Release:2020, Vol. 6. № 1 (21)
About the authors:Saida B. Khabibullina, Senior Lecturer, Department of English Philology and Translation, University of Tyumen; email@example.com
The authors of this article employ the methods of corpus linguistics to study the semantics of general scientific verbs of the lexical-semantic group of reporting in order to study the semantic organization and thematic ordering of this group of English-language predicates in abstracts. The categorical taxonomic meaning of reporting verbs provides an appropriate perception of information when compressing the main text of a research article. Studies that exist in this area comprise the analyses of the rhetorical structure or linguo-cognitive organization of research articles abstracts in various subject areas. Paradigmatics and syntagmatics of lexical units in general and predicates in particular remain not fully understood within the framework of abstracts.
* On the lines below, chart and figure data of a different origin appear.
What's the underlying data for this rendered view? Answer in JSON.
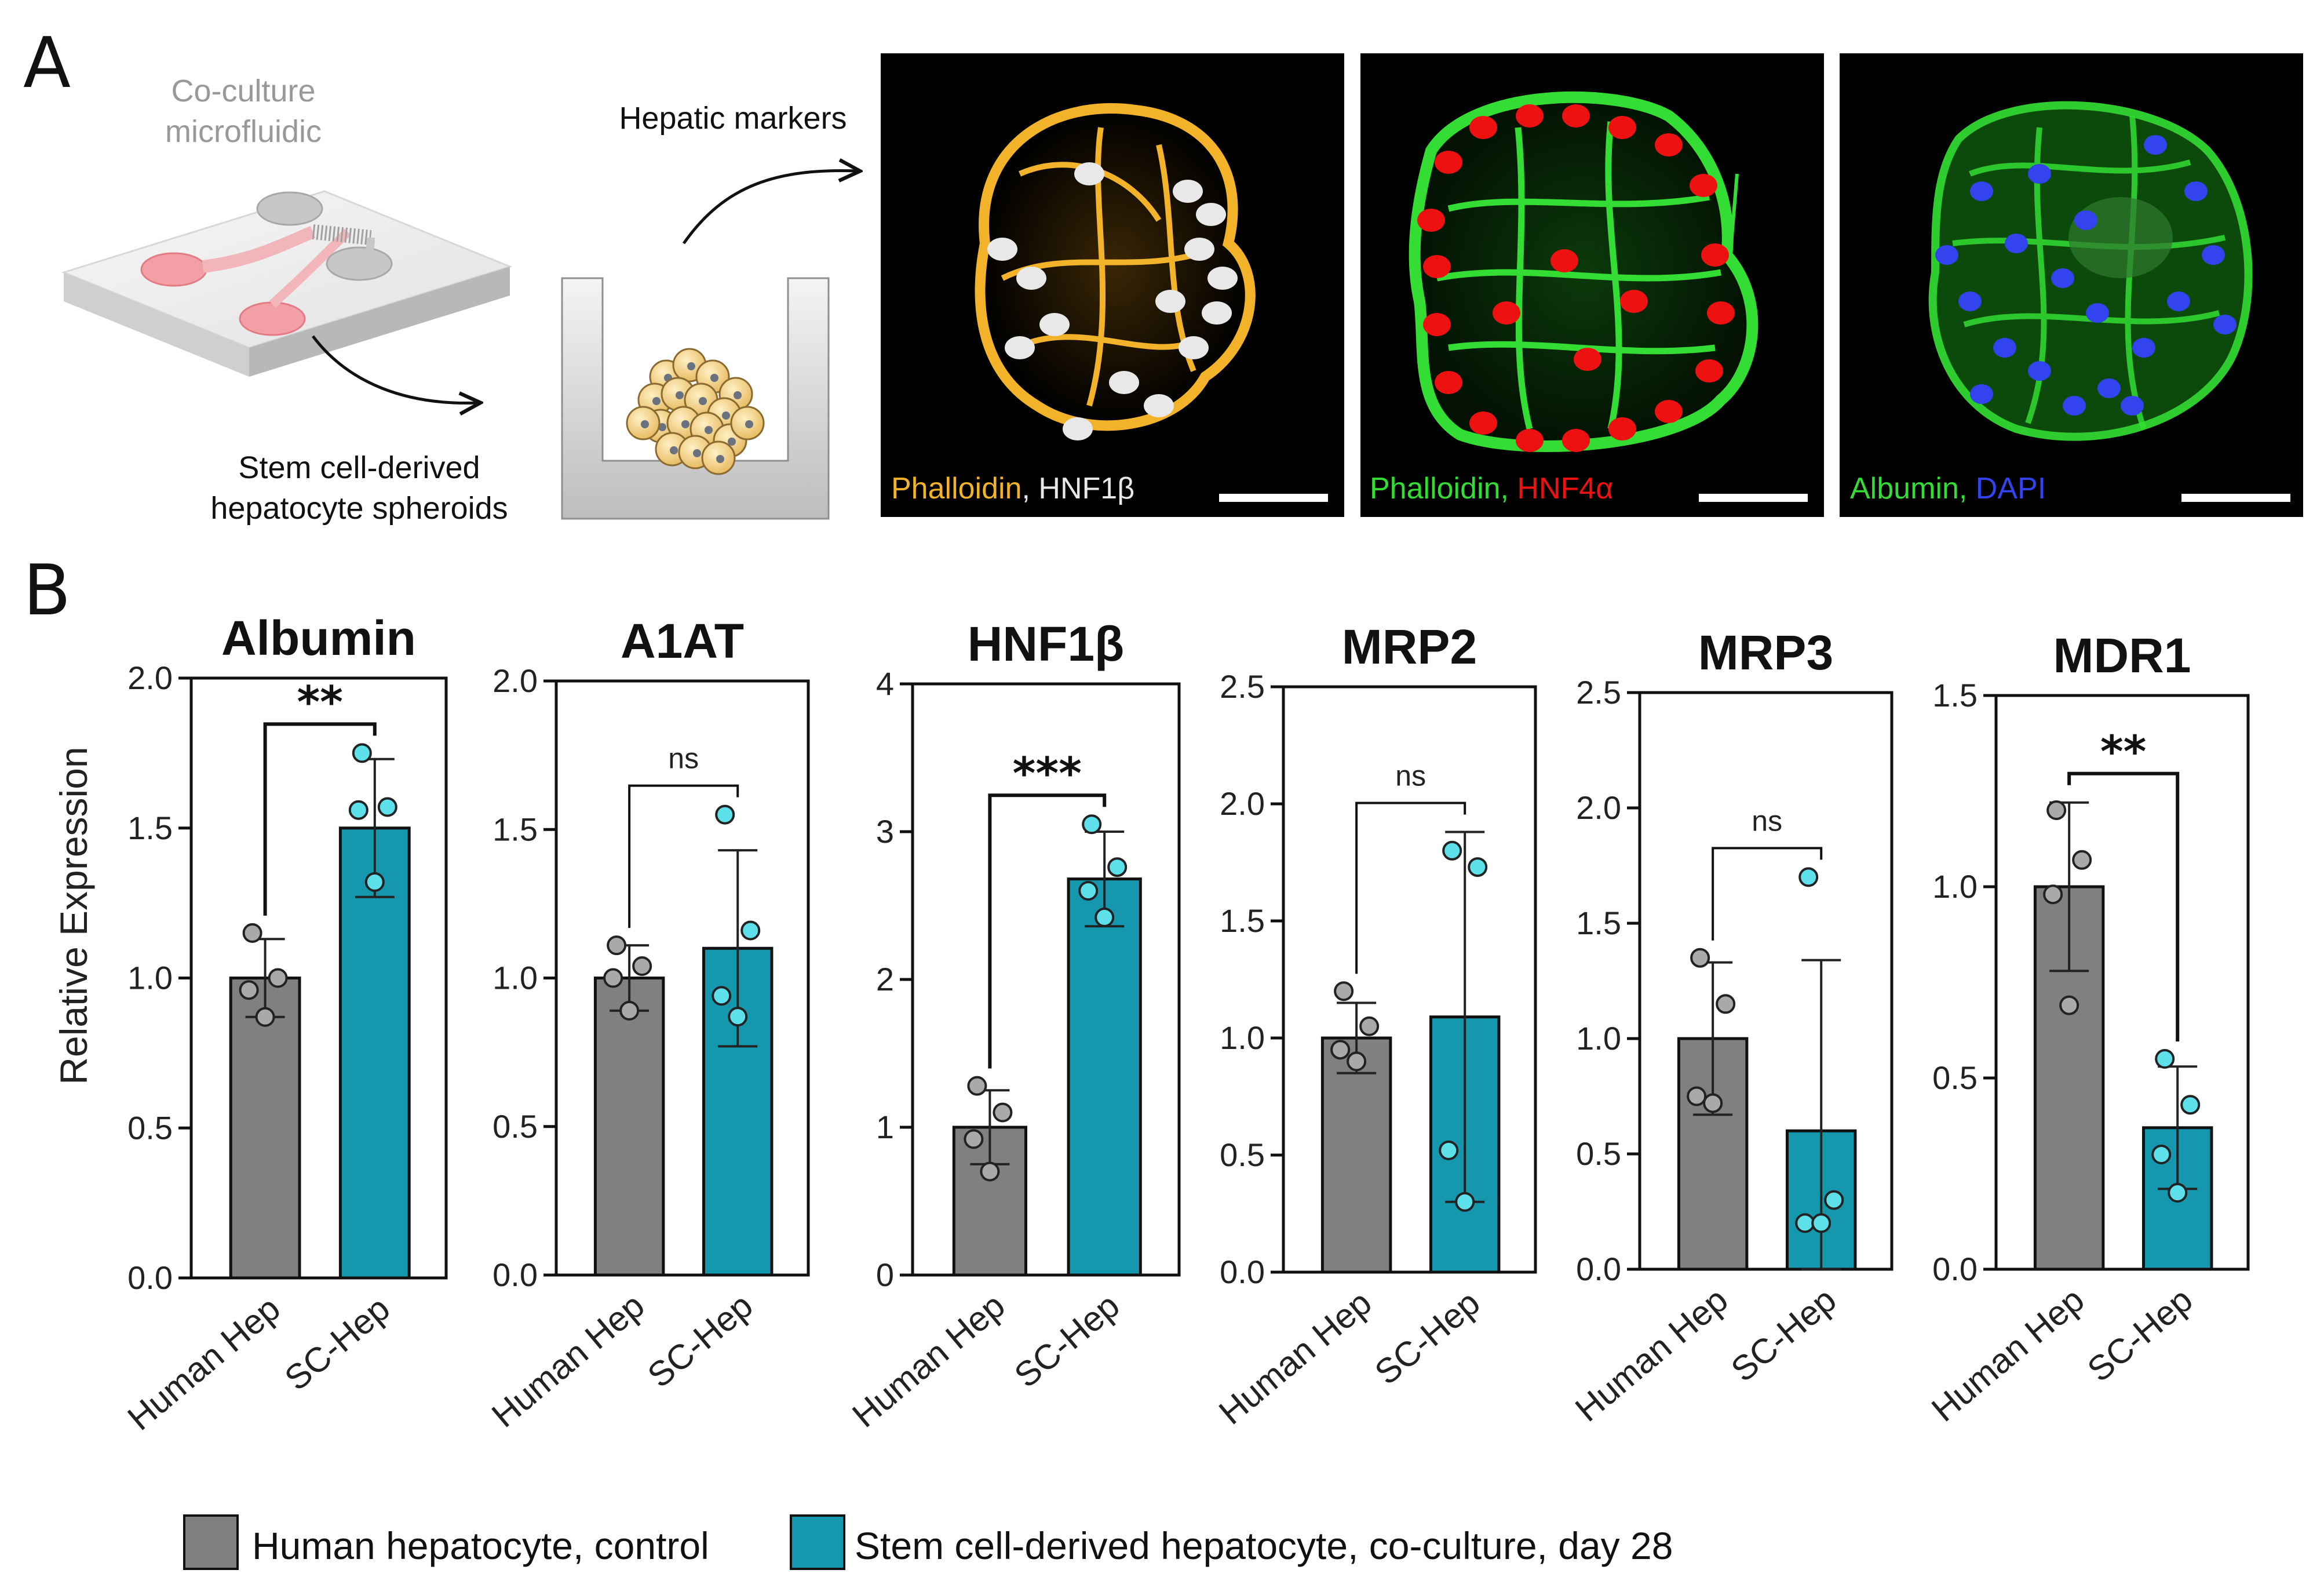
{
  "panel_a": {
    "letter": "A",
    "device_label": [
      "Co-culture",
      "microfluidic"
    ],
    "markers_label": "Hepatic markers",
    "spheroid_label": [
      "Stem cell-derived",
      "hepatocyte spheroids"
    ],
    "images": [
      {
        "stain_1": "Phalloidin",
        "sep": ", ",
        "stain_2": "HNF1β",
        "color_1": "#f2b22a",
        "color_2": "#e8e8e8"
      },
      {
        "stain_1": "Phalloidin",
        "sep": ", ",
        "stain_2": "HNF4α",
        "color_1": "#33dd33",
        "color_2": "#ee1111"
      },
      {
        "stain_1": "Albumin",
        "sep": ", ",
        "stain_2": "DAPI",
        "color_1": "#33dd33",
        "color_2": "#3344ee"
      }
    ]
  },
  "panel_b": {
    "letter": "B",
    "ylabel": "Relative Expression"
  },
  "colors": {
    "human": "#808080",
    "sc": "#1598ad",
    "sc_point": "#5ee0ea",
    "human_point": "#a9a9a9"
  },
  "legend": [
    {
      "label": "Human hepatocyte, control",
      "color": "#808080"
    },
    {
      "label": "Stem cell-derived hepatocyte, co-culture, day 28",
      "color": "#1598ad"
    }
  ],
  "chart_data": [
    {
      "type": "bar",
      "title": "Albumin",
      "categories": [
        "Human Hep",
        "SC-Hep"
      ],
      "ylim": [
        0,
        2.0
      ],
      "yticks": [
        "0.0",
        "0.5",
        "1.0",
        "1.5",
        "2.0"
      ],
      "values": [
        1.0,
        1.5
      ],
      "errors": [
        0.13,
        0.23
      ],
      "points": [
        [
          1.15,
          1.0,
          0.96,
          0.87
        ],
        [
          1.75,
          1.57,
          1.56,
          1.32
        ]
      ],
      "significance": "**"
    },
    {
      "type": "bar",
      "title": "A1AT",
      "categories": [
        "Human Hep",
        "SC-Hep"
      ],
      "ylim": [
        0,
        2.0
      ],
      "yticks": [
        "0.0",
        "0.5",
        "1.0",
        "1.5",
        "2.0"
      ],
      "values": [
        1.0,
        1.1
      ],
      "errors": [
        0.11,
        0.33
      ],
      "points": [
        [
          1.11,
          1.04,
          1.0,
          0.89
        ],
        [
          1.55,
          1.16,
          0.94,
          0.87
        ]
      ],
      "significance": "ns"
    },
    {
      "type": "bar",
      "title": "HNF1β",
      "categories": [
        "Human Hep",
        "SC-Hep"
      ],
      "ylim": [
        0,
        4
      ],
      "yticks": [
        "0",
        "1",
        "2",
        "3",
        "4"
      ],
      "values": [
        1.0,
        2.68
      ],
      "errors": [
        0.25,
        0.32
      ],
      "points": [
        [
          1.28,
          1.1,
          0.92,
          0.7
        ],
        [
          3.05,
          2.76,
          2.6,
          2.42
        ]
      ],
      "significance": "***"
    },
    {
      "type": "bar",
      "title": "MRP2",
      "categories": [
        "Human Hep",
        "SC-Hep"
      ],
      "ylim": [
        0,
        2.5
      ],
      "yticks": [
        "0.0",
        "0.5",
        "1.0",
        "1.5",
        "2.0",
        "2.5"
      ],
      "values": [
        1.0,
        1.09
      ],
      "errors": [
        0.15,
        0.79
      ],
      "points": [
        [
          1.2,
          1.05,
          0.95,
          0.9
        ],
        [
          1.8,
          1.73,
          0.52,
          0.3
        ]
      ],
      "significance": "ns"
    },
    {
      "type": "bar",
      "title": "MRP3",
      "categories": [
        "Human Hep",
        "SC-Hep"
      ],
      "ylim": [
        0,
        2.5
      ],
      "yticks": [
        "0.0",
        "0.5",
        "1.0",
        "1.5",
        "2.0",
        "2.5"
      ],
      "values": [
        1.0,
        0.6
      ],
      "errors": [
        0.33,
        0.74
      ],
      "points": [
        [
          1.35,
          1.15,
          0.75,
          0.72
        ],
        [
          1.7,
          0.3,
          0.2,
          0.2
        ]
      ],
      "significance": "ns"
    },
    {
      "type": "bar",
      "title": "MDR1",
      "categories": [
        "Human Hep",
        "SC-Hep"
      ],
      "ylim": [
        0,
        1.5
      ],
      "yticks": [
        "0.0",
        "0.5",
        "1.0",
        "1.5"
      ],
      "values": [
        1.0,
        0.37
      ],
      "errors": [
        0.22,
        0.16
      ],
      "points": [
        [
          1.2,
          1.07,
          0.98,
          0.69
        ],
        [
          0.55,
          0.43,
          0.3,
          0.2
        ]
      ],
      "significance": "**"
    }
  ]
}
Consequently, the relevance of the subject of the study, namely verbs of reporting in abstracts, is due to the objective need to perform the communicative task of creating or translating a research article abstract mainly from Russian into English. At the same time, the non-English academic community needs access to authentic research, the understanding of which occurs mainly basing on proposition predicates. Based on the material of the сompiled corpus of 500 research article abstracts in the subject field of linguistics, the use of automated quantitative and qualitative methods of corpus analysis makes the selection of predicates and forms the lexical-semantic group of reporting with the semantic dominant to show, which reveals the highest frequency of use in abstracts. Along with the nuclear semantics to show, the semes: emergence of knowledge; confirmation of knowledge; clarification of knowledge; accentuation of knowledge; overview of knowledge, organize the space of the lexical-semantic group of reporting and, therefore, the texts of abstracts. Syntagmatics of the studied verbs is limited to four types of combination models of a verb and a direct object; a verb and a prepositional object; a verb and a subordinate clause; as well as a verb and an infinitive, where the first model is most frequent and the last one is least frequent.